The case revolves around whether the “but for” test of causation or the “material contribution” test should apply. The Supreme Court of Canada ruled in Clements v. Clements that “as a general rule, a plaintiff cannot succeed unless she shows a matter of fact that she would not have suffered the loss ‘but for’ the negligent act or acts of the defendant.” The material contribution test, in rare circumstances, considers whether the subject accident is a material contributing factor in the causation of an applicant’s impairment.
On Mar. 3, 2011, Daniel Sabadash suffered a mild traumatic brain injury in a motor vehicle accident, triggering ongoing symptoms. He had a number of pre-accident medical conditions.
Employed as a tool supply and repair shop manager, his employment was terminated seven months after the accident “because of his inability to complete the tasks expected of him,” Ontario Superior Court Justice Julie Thorburn wrote in Sabadash v. State Farm et al., released Feb. 15.
Sabadash applied for accident benefits, including income replacement benefits. State Farm took the position that he did not suffer a substantial inability to complete the essential tasks of his employment as a result of the collision and denied his request for benefits.
The matter proceeded to an arbitrator from the Financial Services Commission of Ontario, which was listed as one of two defendants in the Ontario Superior Court case (along with State Farm). The arbitrator granted the request for benefits, saying “I cannot accept State Farm’s submission that the ‘but for’ test endorsed by the courts in accident negligence cases is to be applied to a determination of the causation in the statutory accident benefit context.”
State Farm appealed the decision to the director’s delegate of FSCO on the basis that the arbitrator applied the wrong test. Rather than using the material contribution test, the insurer argued, the arbitrator should have applied the “but for” test to determine causation. The director’s delegate allowed the appeal “on the basis that the arbitrator had misdirected himself as to the proper test of causation and should have applied the ‘but for’ test to determine causation.” In doing so, he articulated what he believed to be the correct test and analysis to be applied. The director’s delegate also ordered a new hearing before a different arbitrator; Sabadash sought judicial review of the director’s delegate’s decision.
“Given the confusion in the case law, both parties seek from this court an articulation of the causation analysis to be applied in an accident benefit claim,” wrote Justice Thorburn in the Feb. 15 ruling.
Sabadash had argued that although the arbitrator mistakenly referred to the material contribution test instead of the “but for” test of causation, it is clear from his analysis and review that of the evidence that the “but for” standard was, in substance and effect, satisfied. As such, the arbitrator’s decision should be reinstated.
“I disagree,” wrote Justice Thorburn. “The director’s delegate reasonably remitted the matter for a rehearing so that the correct legal test for causation could be applied.
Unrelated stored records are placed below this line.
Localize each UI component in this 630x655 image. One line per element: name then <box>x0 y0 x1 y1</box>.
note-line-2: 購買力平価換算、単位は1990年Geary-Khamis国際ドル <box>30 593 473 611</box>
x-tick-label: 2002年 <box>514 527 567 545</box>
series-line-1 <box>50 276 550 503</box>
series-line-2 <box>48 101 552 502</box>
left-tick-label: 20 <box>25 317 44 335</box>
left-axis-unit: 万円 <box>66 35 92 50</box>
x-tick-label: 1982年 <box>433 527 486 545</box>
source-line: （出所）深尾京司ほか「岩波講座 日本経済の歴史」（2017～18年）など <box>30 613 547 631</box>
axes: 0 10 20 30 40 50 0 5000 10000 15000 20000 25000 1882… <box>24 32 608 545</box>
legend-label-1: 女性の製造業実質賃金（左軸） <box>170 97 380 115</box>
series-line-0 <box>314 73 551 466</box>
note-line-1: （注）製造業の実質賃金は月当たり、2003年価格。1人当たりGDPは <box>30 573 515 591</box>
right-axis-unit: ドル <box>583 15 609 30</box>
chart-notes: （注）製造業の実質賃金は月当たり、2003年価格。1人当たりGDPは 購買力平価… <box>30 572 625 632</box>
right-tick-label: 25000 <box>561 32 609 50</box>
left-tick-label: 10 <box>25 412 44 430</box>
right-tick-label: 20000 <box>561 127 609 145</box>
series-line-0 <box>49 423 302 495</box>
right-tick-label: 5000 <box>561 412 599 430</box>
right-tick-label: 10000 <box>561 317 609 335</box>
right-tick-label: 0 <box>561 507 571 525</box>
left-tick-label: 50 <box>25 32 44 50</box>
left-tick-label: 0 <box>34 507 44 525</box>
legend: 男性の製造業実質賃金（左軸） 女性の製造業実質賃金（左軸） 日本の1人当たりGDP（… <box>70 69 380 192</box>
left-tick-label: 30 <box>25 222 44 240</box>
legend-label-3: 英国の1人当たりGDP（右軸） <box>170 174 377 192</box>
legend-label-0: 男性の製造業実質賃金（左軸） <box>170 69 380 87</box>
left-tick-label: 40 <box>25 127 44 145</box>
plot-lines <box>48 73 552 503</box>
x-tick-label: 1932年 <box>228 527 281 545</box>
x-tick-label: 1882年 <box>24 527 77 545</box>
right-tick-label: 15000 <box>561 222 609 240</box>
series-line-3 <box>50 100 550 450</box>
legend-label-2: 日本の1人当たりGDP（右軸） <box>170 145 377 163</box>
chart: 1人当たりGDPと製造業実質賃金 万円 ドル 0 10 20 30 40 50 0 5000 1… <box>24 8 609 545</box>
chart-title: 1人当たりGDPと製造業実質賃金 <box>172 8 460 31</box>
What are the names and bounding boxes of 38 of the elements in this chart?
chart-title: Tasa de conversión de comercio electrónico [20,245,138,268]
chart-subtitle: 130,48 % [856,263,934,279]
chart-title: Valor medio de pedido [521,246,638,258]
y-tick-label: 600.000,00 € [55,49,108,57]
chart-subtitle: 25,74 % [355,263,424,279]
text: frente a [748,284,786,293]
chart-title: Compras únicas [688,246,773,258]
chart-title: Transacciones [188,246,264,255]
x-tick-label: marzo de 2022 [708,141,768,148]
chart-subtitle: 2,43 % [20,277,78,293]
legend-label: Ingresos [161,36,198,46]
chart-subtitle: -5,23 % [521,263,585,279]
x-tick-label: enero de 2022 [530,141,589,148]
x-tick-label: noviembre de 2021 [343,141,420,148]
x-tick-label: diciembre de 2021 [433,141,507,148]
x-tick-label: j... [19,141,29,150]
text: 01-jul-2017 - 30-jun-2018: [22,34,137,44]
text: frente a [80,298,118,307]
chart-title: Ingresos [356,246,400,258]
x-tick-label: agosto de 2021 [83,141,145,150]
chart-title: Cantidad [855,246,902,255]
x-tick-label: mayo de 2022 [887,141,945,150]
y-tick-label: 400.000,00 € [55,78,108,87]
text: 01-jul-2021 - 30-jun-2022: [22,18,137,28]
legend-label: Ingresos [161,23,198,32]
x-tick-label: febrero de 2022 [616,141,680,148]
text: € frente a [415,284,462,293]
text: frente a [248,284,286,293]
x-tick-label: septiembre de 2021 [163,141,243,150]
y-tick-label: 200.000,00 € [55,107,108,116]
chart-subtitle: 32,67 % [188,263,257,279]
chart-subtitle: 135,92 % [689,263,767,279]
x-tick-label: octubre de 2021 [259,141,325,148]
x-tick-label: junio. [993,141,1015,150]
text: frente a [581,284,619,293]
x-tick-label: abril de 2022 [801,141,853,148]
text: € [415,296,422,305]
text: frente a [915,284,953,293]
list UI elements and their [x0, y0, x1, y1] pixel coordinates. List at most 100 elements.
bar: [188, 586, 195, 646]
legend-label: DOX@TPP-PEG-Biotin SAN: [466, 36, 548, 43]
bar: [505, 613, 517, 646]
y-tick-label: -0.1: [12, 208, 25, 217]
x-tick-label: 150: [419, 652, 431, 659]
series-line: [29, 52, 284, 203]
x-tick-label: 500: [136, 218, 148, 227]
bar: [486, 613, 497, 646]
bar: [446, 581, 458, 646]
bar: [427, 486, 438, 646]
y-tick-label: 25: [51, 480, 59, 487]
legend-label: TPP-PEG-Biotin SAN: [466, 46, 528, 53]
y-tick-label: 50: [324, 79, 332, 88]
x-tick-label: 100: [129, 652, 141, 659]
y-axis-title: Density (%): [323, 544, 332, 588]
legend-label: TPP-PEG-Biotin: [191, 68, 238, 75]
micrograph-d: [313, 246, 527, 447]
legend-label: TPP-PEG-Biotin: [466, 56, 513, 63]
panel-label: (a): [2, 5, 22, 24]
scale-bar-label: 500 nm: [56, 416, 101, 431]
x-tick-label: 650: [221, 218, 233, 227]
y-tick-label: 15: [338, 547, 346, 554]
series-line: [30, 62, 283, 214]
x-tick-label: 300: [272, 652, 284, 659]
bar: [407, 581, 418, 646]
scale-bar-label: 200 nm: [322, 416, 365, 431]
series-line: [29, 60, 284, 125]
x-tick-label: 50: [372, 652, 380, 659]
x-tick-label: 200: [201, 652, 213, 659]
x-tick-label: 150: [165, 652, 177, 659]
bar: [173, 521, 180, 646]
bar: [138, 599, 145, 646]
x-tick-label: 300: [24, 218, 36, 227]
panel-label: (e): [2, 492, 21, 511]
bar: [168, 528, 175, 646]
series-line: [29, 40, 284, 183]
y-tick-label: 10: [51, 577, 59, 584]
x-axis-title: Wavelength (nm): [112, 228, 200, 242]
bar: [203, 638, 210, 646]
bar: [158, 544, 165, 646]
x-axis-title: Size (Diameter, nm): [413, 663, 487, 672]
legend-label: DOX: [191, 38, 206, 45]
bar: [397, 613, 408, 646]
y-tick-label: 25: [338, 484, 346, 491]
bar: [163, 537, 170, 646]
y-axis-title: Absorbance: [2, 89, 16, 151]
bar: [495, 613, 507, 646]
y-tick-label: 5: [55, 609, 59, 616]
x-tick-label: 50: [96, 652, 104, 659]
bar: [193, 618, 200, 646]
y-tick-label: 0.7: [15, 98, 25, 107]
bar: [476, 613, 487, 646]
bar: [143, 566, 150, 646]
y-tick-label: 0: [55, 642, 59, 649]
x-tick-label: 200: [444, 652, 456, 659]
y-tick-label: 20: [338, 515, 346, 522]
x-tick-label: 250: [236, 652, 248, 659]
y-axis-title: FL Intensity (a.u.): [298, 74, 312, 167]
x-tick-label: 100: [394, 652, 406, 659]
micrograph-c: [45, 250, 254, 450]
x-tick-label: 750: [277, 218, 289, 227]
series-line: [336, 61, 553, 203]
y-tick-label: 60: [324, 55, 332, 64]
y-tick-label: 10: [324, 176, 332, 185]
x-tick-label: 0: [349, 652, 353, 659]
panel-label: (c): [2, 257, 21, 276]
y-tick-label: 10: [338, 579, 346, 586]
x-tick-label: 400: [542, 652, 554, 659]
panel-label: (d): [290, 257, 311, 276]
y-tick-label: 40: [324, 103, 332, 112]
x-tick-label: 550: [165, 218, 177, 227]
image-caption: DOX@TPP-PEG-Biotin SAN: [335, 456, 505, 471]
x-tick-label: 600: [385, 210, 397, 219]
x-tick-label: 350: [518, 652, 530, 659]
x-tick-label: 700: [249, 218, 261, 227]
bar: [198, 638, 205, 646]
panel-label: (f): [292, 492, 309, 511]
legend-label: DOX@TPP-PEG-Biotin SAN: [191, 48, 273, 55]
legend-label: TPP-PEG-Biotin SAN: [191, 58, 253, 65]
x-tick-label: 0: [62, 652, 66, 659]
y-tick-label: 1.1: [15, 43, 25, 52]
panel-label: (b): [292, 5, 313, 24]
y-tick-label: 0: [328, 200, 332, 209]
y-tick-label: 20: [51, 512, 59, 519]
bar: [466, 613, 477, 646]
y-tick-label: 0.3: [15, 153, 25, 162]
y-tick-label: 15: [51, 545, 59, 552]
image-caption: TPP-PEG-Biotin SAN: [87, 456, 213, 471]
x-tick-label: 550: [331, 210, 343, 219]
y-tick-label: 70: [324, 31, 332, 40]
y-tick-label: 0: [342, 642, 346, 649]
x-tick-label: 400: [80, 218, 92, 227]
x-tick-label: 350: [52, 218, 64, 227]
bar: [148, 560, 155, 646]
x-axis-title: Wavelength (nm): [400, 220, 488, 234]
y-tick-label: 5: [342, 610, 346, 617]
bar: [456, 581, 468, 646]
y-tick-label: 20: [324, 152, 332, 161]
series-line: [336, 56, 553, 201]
He was correct in finding that the wrong test was articulated by the arbitrator. However, although he identified the correct ‘but for’ test, the director’s delegate did not correctly explain how the test worked.
“As such, it is appropriate to remit the issue of causation to a different arbitrator to apply the correct test to the event,” Justice Thorburn wrote, also dismissing Sabadash’s application for judicial review.